According to Bloomberg estimates based on IEA figures, Brazilian oil production growth this year would be the highest in at least 20 years.

OPEC, for its part, said in its February Monthly Oil Market Report that is sees Brazil adding 360,000 bpd to its 2019 oil production. Heavy maintenance last summer and sharp decline rates at mature fields in the Campos Basin, coupled with delayed start-up of several pre-salt projects in the Santos Basin, weighed on Brazilian production in 2018, which OPEC, like the IEA, also expects to have contracted by 40,000 bpd.

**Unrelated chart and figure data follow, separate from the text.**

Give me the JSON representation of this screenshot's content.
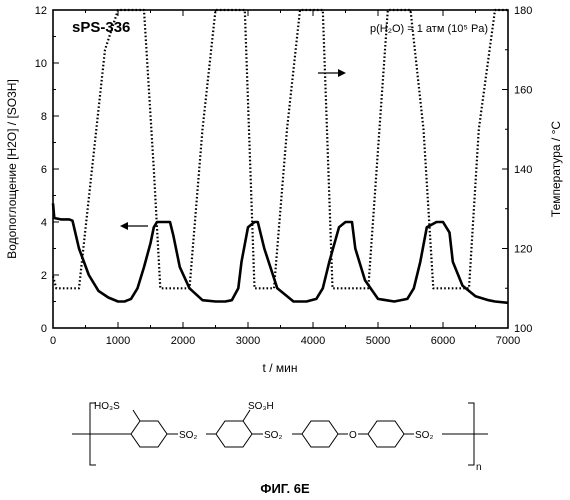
{
  "chart_data": {
    "type": "line",
    "title": "sPS-336",
    "annotation": "p(H₂O) = 1 атм (10⁵ Pa)",
    "xlabel": "t / мин",
    "ylabel_left": "Водопоглощение [H2O] / [SO3H]",
    "ylabel_right": "Температура / °C",
    "xlim": [
      0,
      7000
    ],
    "ylim_left": [
      0,
      12
    ],
    "ylim_right": [
      100,
      180
    ],
    "x_ticks": [
      "0",
      "1000",
      "2000",
      "3000",
      "4000",
      "5000",
      "6000",
      "7000"
    ],
    "y_left_ticks": [
      "0",
      "2",
      "4",
      "6",
      "8",
      "10",
      "12"
    ],
    "y_right_ticks": [
      "100",
      "120",
      "140",
      "160",
      "180"
    ],
    "grid": false,
    "series": [
      {
        "name": "Водопоглощение",
        "axis": "left",
        "style": "solid",
        "x": [
          0,
          20,
          120,
          250,
          300,
          400,
          550,
          700,
          850,
          1000,
          1100,
          1200,
          1300,
          1400,
          1500,
          1550,
          1600,
          1700,
          1800,
          1850,
          1950,
          2100,
          2300,
          2500,
          2650,
          2750,
          2850,
          2900,
          3000,
          3100,
          3150,
          3250,
          3450,
          3700,
          3900,
          4050,
          4150,
          4250,
          4400,
          4500,
          4600,
          4650,
          4800,
          5000,
          5250,
          5450,
          5550,
          5650,
          5750,
          5900,
          6000,
          6100,
          6150,
          6300,
          6500,
          6700,
          6800,
          7000
        ],
        "y": [
          4.7,
          4.15,
          4.1,
          4.1,
          4.05,
          3.0,
          2.0,
          1.4,
          1.15,
          1.0,
          1.0,
          1.1,
          1.5,
          2.3,
          3.2,
          3.8,
          4.0,
          4.0,
          4.0,
          3.5,
          2.3,
          1.5,
          1.05,
          1.0,
          1.0,
          1.05,
          1.5,
          2.5,
          3.8,
          4.0,
          4.0,
          3.0,
          1.5,
          1.0,
          1.0,
          1.1,
          1.5,
          2.5,
          3.8,
          4.0,
          4.0,
          3.0,
          1.8,
          1.1,
          1.0,
          1.1,
          1.5,
          2.5,
          3.8,
          4.0,
          4.0,
          3.6,
          2.5,
          1.6,
          1.2,
          1.05,
          1.0,
          0.95
        ]
      },
      {
        "name": "Температура",
        "axis": "right",
        "style": "dotted",
        "x": [
          0,
          50,
          250,
          400,
          600,
          800,
          1000,
          1200,
          1400,
          1550,
          1650,
          1900,
          2100,
          2300,
          2500,
          2700,
          2950,
          3100,
          3200,
          3400,
          3600,
          3800,
          4000,
          4150,
          4300,
          4550,
          4700,
          4850,
          5150,
          5250,
          5500,
          5700,
          5850,
          6050,
          6250,
          6400,
          6550,
          6800,
          6900,
          7000
        ],
        "y": [
          113,
          110,
          110,
          110,
          140,
          170,
          180,
          180,
          180,
          140,
          110,
          110,
          110,
          150,
          180,
          180,
          180,
          110,
          110,
          110,
          150,
          180,
          180,
          180,
          110,
          110,
          110,
          110,
          180,
          180,
          180,
          150,
          110,
          110,
          110,
          110,
          150,
          180,
          180,
          180
        ]
      }
    ],
    "arrows": [
      {
        "direction": "left",
        "target": "Водопоглощение"
      },
      {
        "direction": "right",
        "target": "Температура"
      }
    ]
  },
  "structure": {
    "labels": {
      "so3h_left": "HO₃S",
      "so3h_right": "SO₃H",
      "so2_1": "SO₂",
      "so2_2": "SO₂",
      "o": "O",
      "so2_3": "SO₂",
      "n": "n"
    }
  },
  "caption": "ФИГ. 6E"
}
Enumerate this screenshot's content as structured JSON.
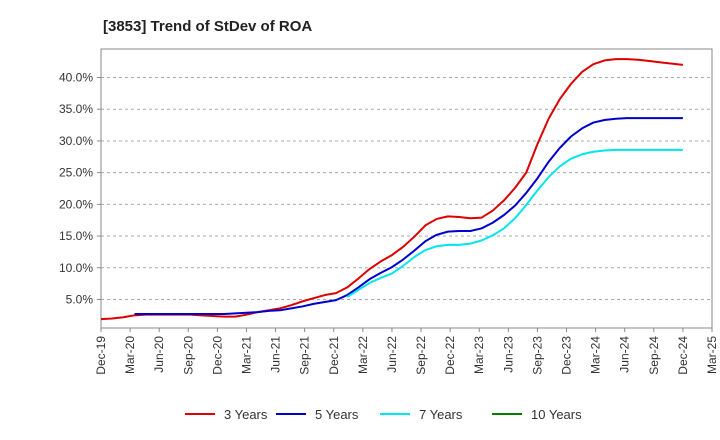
{
  "chart_data": {
    "type": "line",
    "title": "[3853]  Trend of StDev of ROA",
    "xlabel": "",
    "ylabel": "",
    "x_tick_labels": [
      "Dec-19",
      "Mar-20",
      "Jun-20",
      "Sep-20",
      "Dec-20",
      "Mar-21",
      "Jun-21",
      "Sep-21",
      "Dec-21",
      "Mar-22",
      "Jun-22",
      "Sep-22",
      "Dec-22",
      "Mar-23",
      "Jun-23",
      "Sep-23",
      "Dec-23",
      "Mar-24",
      "Jun-24",
      "Sep-24",
      "Dec-24",
      "Mar-25"
    ],
    "y_tick_labels": [
      "5.0%",
      "10.0%",
      "15.0%",
      "20.0%",
      "25.0%",
      "30.0%",
      "35.0%",
      "40.0%"
    ],
    "ylim": [
      0.5,
      44.5
    ],
    "grid": "horizontal dashed",
    "legend_position": "bottom",
    "series": [
      {
        "name": "3 Years",
        "color": "#dd0000",
        "values": [
          1.9,
          2.0,
          2.2,
          2.5,
          2.6,
          2.6,
          2.6,
          2.6,
          2.6,
          2.5,
          2.4,
          2.3,
          2.3,
          2.6,
          3.0,
          3.3,
          3.6,
          4.1,
          4.7,
          5.2,
          5.7,
          6.0,
          6.9,
          8.3,
          9.8,
          11.0,
          12.0,
          13.3,
          14.9,
          16.7,
          17.7,
          18.1,
          18.0,
          17.8,
          17.9,
          19.0,
          20.6,
          22.6,
          25.0,
          29.5,
          33.5,
          36.6,
          39.0,
          40.9,
          42.1,
          42.7,
          42.9,
          42.9,
          42.8,
          42.6,
          42.4,
          42.2,
          42.0
        ]
      },
      {
        "name": "5 Years",
        "color": "#0000cc",
        "values": [
          null,
          null,
          null,
          2.7,
          2.7,
          2.7,
          2.7,
          2.7,
          2.7,
          2.7,
          2.7,
          2.7,
          2.8,
          2.9,
          3.0,
          3.2,
          3.3,
          3.6,
          3.9,
          4.3,
          4.6,
          4.9,
          5.7,
          6.9,
          8.2,
          9.2,
          10.1,
          11.3,
          12.7,
          14.2,
          15.2,
          15.7,
          15.8,
          15.8,
          16.2,
          17.1,
          18.3,
          19.8,
          21.8,
          24.1,
          26.7,
          28.9,
          30.7,
          32.0,
          32.9,
          33.3,
          33.5,
          33.6,
          33.6,
          33.6,
          33.6,
          33.6,
          33.6
        ]
      },
      {
        "name": "7 Years",
        "color": "#00e5ee",
        "values": [
          null,
          null,
          null,
          null,
          null,
          null,
          null,
          null,
          null,
          null,
          null,
          null,
          null,
          null,
          null,
          null,
          null,
          null,
          null,
          null,
          null,
          null,
          5.4,
          6.5,
          7.6,
          8.4,
          9.1,
          10.3,
          11.7,
          12.8,
          13.4,
          13.6,
          13.6,
          13.8,
          14.3,
          15.1,
          16.2,
          17.8,
          19.9,
          22.2,
          24.3,
          26.0,
          27.2,
          27.9,
          28.3,
          28.5,
          28.6,
          28.6,
          28.6,
          28.6,
          28.6,
          28.6,
          28.6
        ]
      },
      {
        "name": "10 Years",
        "color": "#008000",
        "values": []
      }
    ]
  }
}
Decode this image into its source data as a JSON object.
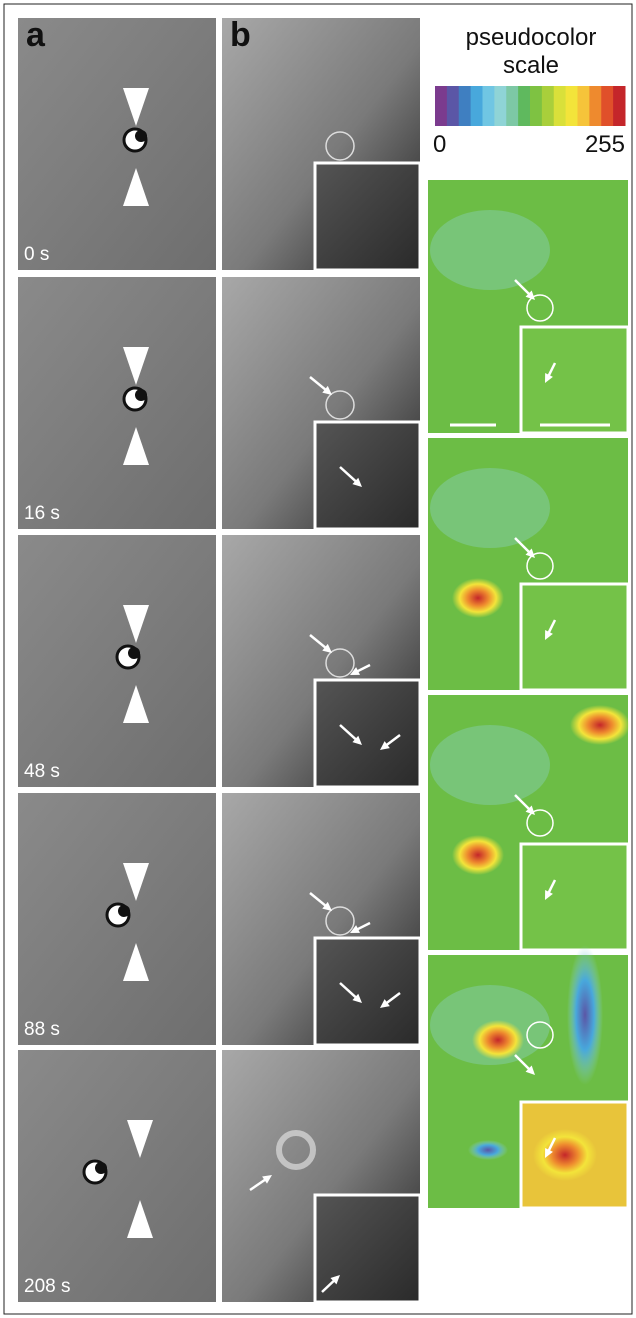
{
  "panel_labels": [
    "a",
    "b"
  ],
  "time_labels": [
    "0 s",
    "16 s",
    "48 s",
    "88 s",
    "208 s"
  ],
  "scale": {
    "title": "pseudocolor scale",
    "min": 0,
    "max": 255,
    "colors": [
      "#7b3b8e",
      "#5b56a6",
      "#3f7fc1",
      "#48a8dc",
      "#70c6e3",
      "#8fd4d6",
      "#7dc8a5",
      "#5fb95e",
      "#7ec242",
      "#a9cf3b",
      "#d9e03a",
      "#f3e43a",
      "#f6c43a",
      "#ee8a2e",
      "#e0502a",
      "#c4262a"
    ]
  }
}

But this month alone, Brazil’s Petrobras announced the start of production from two projects in the pre-salt Santos basin via floating production and storage offloading (FPSO) vessels. One is the P-67P platform with capacity to process up to 150,000 bpd in the Lula Norte area in the Lula field, which is currently the largest production area in Brazil and is expected to reach the 1-million-bpd mark this year. The other is the P/76 platform, the third platform to enter production in the Búzios field in the Santos basin, also designed with capacity to process 150,000 bpd. This was the second platform to start up in 2019 out of a total of four planned for this year, Petrobras said on Wednesday.

“Oil production could rise substantially in 2019 if the delayed FPSO vessels and other scheduled facilities come on line in time during the year,” OPEC said about Brazil in its MOMR last week.
The cartel also noted that “Brazil has never exported as much crude oil as in 2018.” Brazilian crude exports averaged 1.12 million bpd last year, up by 13.3% from 2017, and accounting for around 40% of total production.

Energy Research Company (EPE) linked to the Ministry of Mines and Energy, estimates that oil production in the pre-salt regions will double over the next eight years and that the country will become one of the five largest exporters in the world,” OPEC said.

Brazil’s prolific pre-salt basin would be a boon to the country’s oil, but it could be the bane of OPEC’s efforts to rebalance the market.